We have often been heard to say that Paul's designs "...threw down the gauntlet to the rest of the industry." In the mid '90's his Hop On Top fiberglass and composite sit-on-top designs took the popular kayak concept into a new evolution of the sport.
A naval architect, Paul Cronin is a graduate of one of Maine's prestigious boat design schools - Yacht Design Institute in Castine Maine on the Maine Maritime campus from 1985-87. His east coast background, love and experience with sailing the Atlantic, and engineering expertise, translated into beautiful, fast, touring sit-on-tops with a uniqueness only dreamed about by others in this growing industry.
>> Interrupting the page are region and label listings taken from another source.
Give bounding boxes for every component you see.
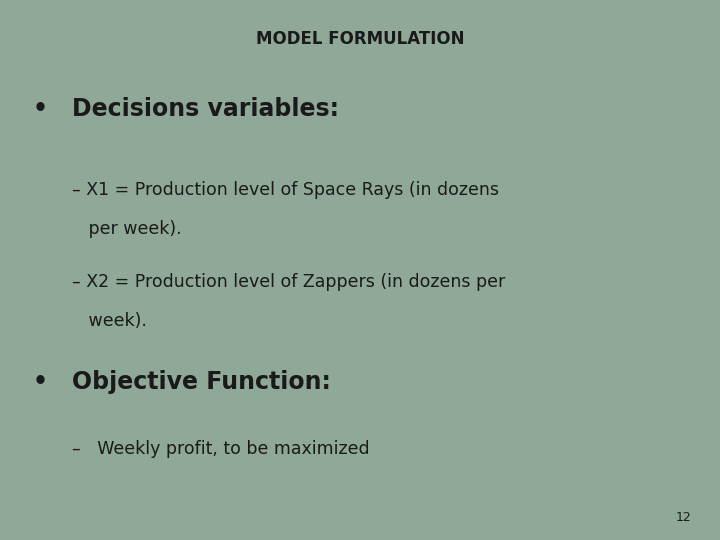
Text: •: • (32, 97, 48, 121)
Text: Objective Function:: Objective Function: (72, 370, 331, 394)
Text: – X2 = Production level of Zappers (in dozens per: – X2 = Production level of Zappers (in d… (72, 273, 505, 291)
Text: – X1 = Production level of Space Rays (in dozens: – X1 = Production level of Space Rays (i… (72, 181, 499, 199)
Text: MODEL FORMULATION: MODEL FORMULATION (256, 30, 464, 48)
Text: per week).: per week). (72, 220, 181, 238)
Text: –   Weekly profit, to be maximized: – Weekly profit, to be maximized (72, 440, 369, 458)
Text: Decisions variables:: Decisions variables: (72, 97, 339, 121)
Text: 12: 12 (675, 511, 691, 524)
Text: •: • (32, 370, 48, 394)
Text: week).: week). (72, 312, 147, 329)
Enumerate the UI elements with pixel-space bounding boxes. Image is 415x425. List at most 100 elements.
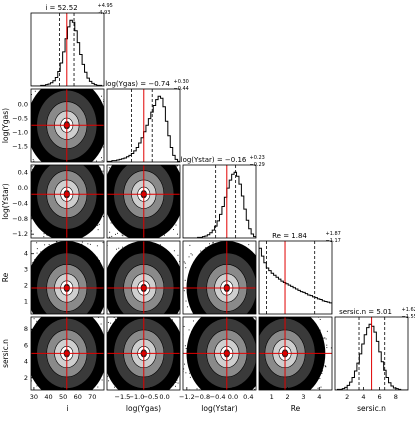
x-tick-label: 4 bbox=[361, 393, 365, 401]
title-lower-error: -4.93 bbox=[98, 10, 111, 16]
truth-marker bbox=[141, 192, 146, 197]
truth-marker bbox=[64, 123, 69, 128]
x-tick-label: −0.8 bbox=[194, 393, 210, 401]
panel-frame bbox=[182, 240, 257, 315]
y-tick-label: −1.5 bbox=[12, 143, 28, 151]
histogram-line bbox=[259, 247, 332, 314]
y-axis-label-sersic_n: sersic.n bbox=[1, 339, 10, 368]
histogram-log_gamma_star bbox=[183, 165, 256, 238]
truth-marker bbox=[224, 351, 229, 356]
panel-frame bbox=[258, 240, 333, 315]
x-tick-label: 30 bbox=[30, 393, 38, 401]
panel-frame bbox=[106, 240, 181, 315]
x-axis-label-Re: Re bbox=[291, 404, 301, 413]
truth-marker bbox=[283, 351, 288, 356]
truth-marker bbox=[224, 285, 229, 290]
title-lower-error: −1.55 bbox=[402, 314, 415, 320]
y-tick-label: 6 bbox=[24, 341, 28, 349]
x-tick-label: 6 bbox=[378, 393, 382, 401]
title-lower-error: −0.29 bbox=[250, 162, 265, 168]
panel-frame bbox=[106, 88, 181, 163]
title-upper-error: +0.23 bbox=[250, 155, 265, 161]
x-tick-label: −0.5 bbox=[143, 393, 159, 401]
x-tick-label: 8 bbox=[394, 393, 398, 401]
x-tick-label: 3 bbox=[301, 393, 305, 401]
title-upper-error: +1.62 bbox=[402, 307, 415, 313]
y-axis-label-Re: Re bbox=[1, 272, 10, 282]
x-tick-label: 0.4 bbox=[243, 393, 253, 401]
x-tick-label: 40 bbox=[44, 393, 52, 401]
panel-frame bbox=[106, 316, 181, 391]
truth-marker bbox=[141, 351, 146, 356]
y-tick-label: 4 bbox=[24, 250, 28, 258]
panel-frame bbox=[182, 316, 257, 391]
panel-frame bbox=[30, 240, 105, 315]
panel-frame bbox=[334, 316, 409, 391]
y-tick-label: 0.0 bbox=[18, 184, 28, 192]
x-tick-label: 2 bbox=[285, 393, 289, 401]
histogram-log_gamma_gas bbox=[107, 89, 180, 162]
density-panel-sersic_n-vs-Re bbox=[259, 317, 332, 390]
title-log_gamma_star: log(Υstar) = −0.16 bbox=[181, 156, 247, 164]
y-tick-label: 8 bbox=[24, 325, 28, 333]
x-tick-label: 70 bbox=[88, 393, 96, 401]
x-tick-label: −1.5 bbox=[115, 393, 131, 401]
panel-frame bbox=[258, 316, 333, 391]
histogram-i bbox=[31, 13, 104, 86]
density-panel-Re-vs-log_gamma_star bbox=[183, 241, 256, 314]
density-panel-sersic_n-vs-i bbox=[31, 317, 104, 390]
x-axis-label-sersic_n: sersic.n bbox=[357, 404, 386, 413]
histogram-line bbox=[183, 171, 256, 238]
y-tick-label: 0.4 bbox=[18, 169, 28, 177]
title-Re: Re = 1.84 bbox=[272, 232, 307, 240]
x-tick-label: 0.0 bbox=[228, 393, 238, 401]
y-tick-label: −1.2 bbox=[12, 230, 28, 238]
y-axis-label-log_gamma_gas: log(Υgas) bbox=[1, 108, 10, 143]
density-panel-log_gamma_gas-vs-i bbox=[31, 89, 104, 162]
x-tick-label: 60 bbox=[74, 393, 82, 401]
x-tick-label: −1.2 bbox=[179, 393, 195, 401]
x-tick-label: −0.4 bbox=[210, 393, 226, 401]
panel-frame bbox=[30, 164, 105, 239]
truth-marker bbox=[64, 285, 69, 290]
title-log_gamma_gas: log(Υgas) = −0.74 bbox=[105, 80, 170, 88]
y-tick-label: −0.8 bbox=[12, 215, 28, 223]
histogram-line bbox=[31, 19, 104, 86]
density-panel-Re-vs-log_gamma_gas bbox=[107, 241, 180, 314]
y-tick-label: 2 bbox=[24, 374, 28, 382]
title-i: i = 52.52 bbox=[45, 4, 77, 12]
title-lower-error: −1.17 bbox=[326, 238, 341, 244]
y-tick-label: 3 bbox=[24, 266, 28, 274]
density-panel-Re-vs-i bbox=[31, 241, 104, 314]
x-tick-label: 1 bbox=[270, 393, 274, 401]
x-axis-label-log_gamma_star: log(Υstar) bbox=[201, 404, 237, 413]
histogram-sersic_n bbox=[335, 317, 408, 390]
y-tick-label: 4 bbox=[24, 358, 28, 366]
density-panel-log_gamma_star-vs-i bbox=[31, 165, 104, 238]
y-tick-label: 1 bbox=[24, 297, 28, 305]
panel-frame bbox=[30, 88, 105, 163]
density-panel-sersic_n-vs-log_gamma_star bbox=[183, 317, 256, 390]
y-tick-label: 0.0 bbox=[18, 100, 28, 108]
truth-marker bbox=[64, 351, 69, 356]
y-axis-label-log_gamma_star: log(Υstar) bbox=[1, 183, 10, 219]
histogram-line bbox=[107, 95, 180, 162]
truth-marker bbox=[64, 192, 69, 197]
x-tick-label: 2 bbox=[345, 393, 349, 401]
y-tick-label: 2 bbox=[24, 281, 28, 289]
density-panel-sersic_n-vs-log_gamma_gas bbox=[107, 317, 180, 390]
panel-frame bbox=[182, 164, 257, 239]
title-sersic_n: sersic.n = 5.01 bbox=[339, 308, 392, 316]
title-upper-error: +0.30 bbox=[174, 79, 189, 85]
x-axis-label-i: i bbox=[66, 404, 68, 413]
density-panel-log_gamma_star-vs-log_gamma_gas bbox=[107, 165, 180, 238]
title-lower-error: −0.44 bbox=[174, 86, 189, 92]
y-tick-label: −0.5 bbox=[12, 114, 28, 122]
truth-marker bbox=[141, 285, 146, 290]
y-tick-label: −0.4 bbox=[12, 199, 28, 207]
y-tick-label: −1.0 bbox=[12, 129, 28, 137]
x-tick-label: 0.0 bbox=[159, 393, 169, 401]
x-tick-label: 50 bbox=[59, 393, 67, 401]
title-upper-error: +1.87 bbox=[326, 231, 341, 237]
But then in 1997 veteran kayaker and entrepreneur, Hol Whitney bought Paul's budding company and patent rights. Could the Hop On Top designs hold up in performance as mass produced rotomolded clones?
Hol kept Paul Cronin on as president of the newly named "Heritage Kayaks." The Heritage Shearwater touring kayak showed the competitive possibilities of the sit-on-top when it won first place in the Virginia Beach Paddle For The Bay Race.
So for the first few years more fiberglass and Kevlar designs continued to be hand made on a quality controlled production line under Paul's supervision. The Expedition was added to the fleet: a unique looking, Greenland style kayak.
But production was expensive. The kayaks were priced much higher than their polyethylene counterparts: $2,000 to $3,000 more. Despite the cost, they were selling nation wide, but damages resulting from conventional shipping methods soared.
So the idea of a rotomolded, virtually indestructible version of Paul's designs began to take hold on the company.
Unfortunately for the paddling public in 2001, as the plastic kayaks proved successful, Heritage's board of directors decided to discontinue the fiberglass and composite models all together.
Yes, the polyethylene models may lack the romance of the designer's passion for the sea; but they are wonderfully affordable, hi-tech sit-on-tops, still setting a pace in the industry.
As for Paul, while taking a tour of the Rhode Island facility in the Spring of 2001 with him as our guide, we learned that he was also leaving Heritage.
Paul now devotes his time to the designing of sailing craft and video photography. A long time participant in the AmeriCup Yacht Races, he is still at work with the sea through his company PC Sailing. He also does custom kayak designs for individuals.
Eventually, we were able to secure two of Paul's models for ourselves: a Kevlar Expedition, and the fiberglass Nomad II.
It has never happened, when being out and about with them, or when posting a photo on the website, that we haven't been bombarded with inquiries as to where they can be purchased.
Perhaps someday we'll see these hand made beauties as new productions again, but for now we suggest scouting out the forgotten warehouses of east coast shops and kayak dealers.